Objectives:

1. To determine the efficacy and response rates of Campath-1H when given as a continuous intravenous infusion followed by subcutaneous injection plus rituximab in the treatment of chronic lymphoid disorders that are refractory to conventional therapy, have relapsed, or have no established frontline therapy.
2. To assess the safety of the combination of Campath-1H when given as a continuous intravenous infusion followed by subcutaneous injection plus rituximab in chronic lymphoid disorders that express both CD52 and CD20 cell surface antigens.
3. To measure levels of soluble (s) CD20 and sCD52 as well as levels of Campath-1H, rituximab and antibody complexes of rituximab/CD20 and Campath-1H/CD52 in patients with chronic lymphoid disorders treated with Campath-1H plus rituximab.

• Age ≥ 15 years.
• Written informed consent.
• Patients with chronic lymphoid malignancies that are either refractory to frontline therapy or have relapsed and that have a predicted probability of response of less than 20% with conventional therapy or allogeneic/autologous stem cell transplantation.
• The following histologies are included: B-cell CLL, B-cell PLL, CLL/PLL, hairy cell leukemia and hairy cell variant, mantle cell leukemia/lymphoma, marginal zone lymphoma/leukemia, splenic lymphoma with villous lymphocytes, CLL with evidence of transformation (e.g., Richter’s transformation), large granular lymphocytic leukemia (LGL and NK-cell type).

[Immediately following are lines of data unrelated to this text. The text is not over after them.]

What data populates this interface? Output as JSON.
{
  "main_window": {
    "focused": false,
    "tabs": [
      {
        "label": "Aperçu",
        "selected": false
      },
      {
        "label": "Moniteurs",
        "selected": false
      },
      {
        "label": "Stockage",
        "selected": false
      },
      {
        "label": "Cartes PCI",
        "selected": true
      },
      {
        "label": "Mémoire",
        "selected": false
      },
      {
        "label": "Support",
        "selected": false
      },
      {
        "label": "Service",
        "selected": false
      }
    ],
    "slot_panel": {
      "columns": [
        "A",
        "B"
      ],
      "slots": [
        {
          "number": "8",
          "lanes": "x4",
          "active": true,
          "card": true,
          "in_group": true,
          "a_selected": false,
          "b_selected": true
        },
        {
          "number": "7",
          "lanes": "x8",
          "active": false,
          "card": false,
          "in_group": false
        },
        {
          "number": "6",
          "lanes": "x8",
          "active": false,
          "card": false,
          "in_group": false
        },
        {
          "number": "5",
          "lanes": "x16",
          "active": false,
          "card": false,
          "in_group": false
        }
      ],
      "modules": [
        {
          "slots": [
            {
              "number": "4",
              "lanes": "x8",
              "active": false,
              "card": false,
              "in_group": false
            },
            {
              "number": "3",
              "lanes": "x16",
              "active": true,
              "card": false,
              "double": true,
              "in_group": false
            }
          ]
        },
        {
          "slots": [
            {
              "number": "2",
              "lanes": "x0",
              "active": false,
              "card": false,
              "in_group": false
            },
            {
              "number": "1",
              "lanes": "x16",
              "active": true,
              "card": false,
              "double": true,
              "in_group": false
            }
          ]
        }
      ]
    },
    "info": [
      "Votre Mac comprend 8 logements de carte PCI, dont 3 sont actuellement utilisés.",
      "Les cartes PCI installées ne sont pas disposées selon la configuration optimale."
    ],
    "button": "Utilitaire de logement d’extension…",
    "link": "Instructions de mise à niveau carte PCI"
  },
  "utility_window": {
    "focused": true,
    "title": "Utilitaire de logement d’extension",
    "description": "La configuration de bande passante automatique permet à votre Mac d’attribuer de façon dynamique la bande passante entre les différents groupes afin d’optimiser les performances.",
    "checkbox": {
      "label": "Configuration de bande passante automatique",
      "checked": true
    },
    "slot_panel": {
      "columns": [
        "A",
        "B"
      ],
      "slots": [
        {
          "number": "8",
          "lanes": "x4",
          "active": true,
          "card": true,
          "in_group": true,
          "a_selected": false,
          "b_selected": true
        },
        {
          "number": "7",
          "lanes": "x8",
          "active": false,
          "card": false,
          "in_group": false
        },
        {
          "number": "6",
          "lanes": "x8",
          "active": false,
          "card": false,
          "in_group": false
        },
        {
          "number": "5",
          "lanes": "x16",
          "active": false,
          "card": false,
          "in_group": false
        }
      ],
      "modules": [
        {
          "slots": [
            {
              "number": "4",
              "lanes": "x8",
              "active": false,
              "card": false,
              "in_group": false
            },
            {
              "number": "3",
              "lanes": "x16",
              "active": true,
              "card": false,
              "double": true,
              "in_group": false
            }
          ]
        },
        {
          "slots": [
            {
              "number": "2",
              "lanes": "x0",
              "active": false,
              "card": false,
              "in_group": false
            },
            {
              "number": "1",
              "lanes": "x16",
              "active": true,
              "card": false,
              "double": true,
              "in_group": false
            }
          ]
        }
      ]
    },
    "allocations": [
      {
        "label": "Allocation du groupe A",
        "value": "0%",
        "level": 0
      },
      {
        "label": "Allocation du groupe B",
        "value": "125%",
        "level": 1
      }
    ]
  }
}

• Patients with above mentioned histologies whose malignant cell population have expressed both CD52 and CD20 in >/= 20% of cells as assessed by flow cytometry or immunohistochemistry. Expression of CD20 or CD52 < 20% is permitted if patients received either rituximab and/or Campath-

  1H on different protocols but not in combination are eligible for the study.

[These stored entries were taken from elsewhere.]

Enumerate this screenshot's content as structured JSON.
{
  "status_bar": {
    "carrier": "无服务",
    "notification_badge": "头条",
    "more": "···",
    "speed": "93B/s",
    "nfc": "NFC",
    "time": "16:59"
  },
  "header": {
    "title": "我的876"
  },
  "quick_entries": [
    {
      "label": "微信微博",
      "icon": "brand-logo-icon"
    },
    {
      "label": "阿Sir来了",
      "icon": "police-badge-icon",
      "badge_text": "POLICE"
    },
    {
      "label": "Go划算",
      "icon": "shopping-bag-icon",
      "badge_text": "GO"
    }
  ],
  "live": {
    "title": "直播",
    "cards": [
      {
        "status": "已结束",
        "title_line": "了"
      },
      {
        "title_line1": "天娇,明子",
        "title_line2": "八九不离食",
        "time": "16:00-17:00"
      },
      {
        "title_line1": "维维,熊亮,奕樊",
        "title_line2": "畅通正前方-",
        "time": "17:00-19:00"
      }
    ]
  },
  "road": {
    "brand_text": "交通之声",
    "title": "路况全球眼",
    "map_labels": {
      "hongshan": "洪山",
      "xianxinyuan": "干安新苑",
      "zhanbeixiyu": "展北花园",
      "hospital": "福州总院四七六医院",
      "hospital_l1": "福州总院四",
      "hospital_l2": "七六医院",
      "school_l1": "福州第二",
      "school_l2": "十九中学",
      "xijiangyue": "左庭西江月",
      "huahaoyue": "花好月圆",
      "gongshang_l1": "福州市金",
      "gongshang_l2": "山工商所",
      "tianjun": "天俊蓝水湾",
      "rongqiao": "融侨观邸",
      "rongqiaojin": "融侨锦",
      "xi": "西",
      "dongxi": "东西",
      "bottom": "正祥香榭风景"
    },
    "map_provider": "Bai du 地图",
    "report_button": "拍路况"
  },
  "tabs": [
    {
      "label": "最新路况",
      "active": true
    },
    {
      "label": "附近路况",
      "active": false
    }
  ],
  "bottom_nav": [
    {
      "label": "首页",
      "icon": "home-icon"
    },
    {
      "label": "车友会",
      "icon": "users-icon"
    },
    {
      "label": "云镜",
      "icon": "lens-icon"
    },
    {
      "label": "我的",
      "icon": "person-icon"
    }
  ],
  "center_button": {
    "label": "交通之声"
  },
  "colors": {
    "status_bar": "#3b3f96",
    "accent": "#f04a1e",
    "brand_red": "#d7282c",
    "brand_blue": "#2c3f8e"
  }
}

• Patients who have previously received either Rituximab and CAMPATH-1H in combination are excluded.
• ECOG performance status of </= 2.
• Serum creatinine </= 2mg/dL and total bilirubin of </= 2 mg/dL unless due to direct infiltration of the liver or kidney with malignant cells.
• Patients with a past history of anaphylaxis following exposure to rat or mouse derived CDR-grafted humanized monoclonal antibodies are excluded.
• Negative pregnancy test (serum or urine) if female and of childbearing potential only (non-childbearing is defined as greater than one year post-menopausal or surgically sterilized).
• No prior chemotherapy, immunotherapy, or hormonal therapy within 2 weeks prior to study start. Hormonal replacement therapy is permitted. No prior therapy with monoclonal antibodies for at least 4 weeks prior to study start.
• Patients at high risk HBV infection and active HBV infection are excluded.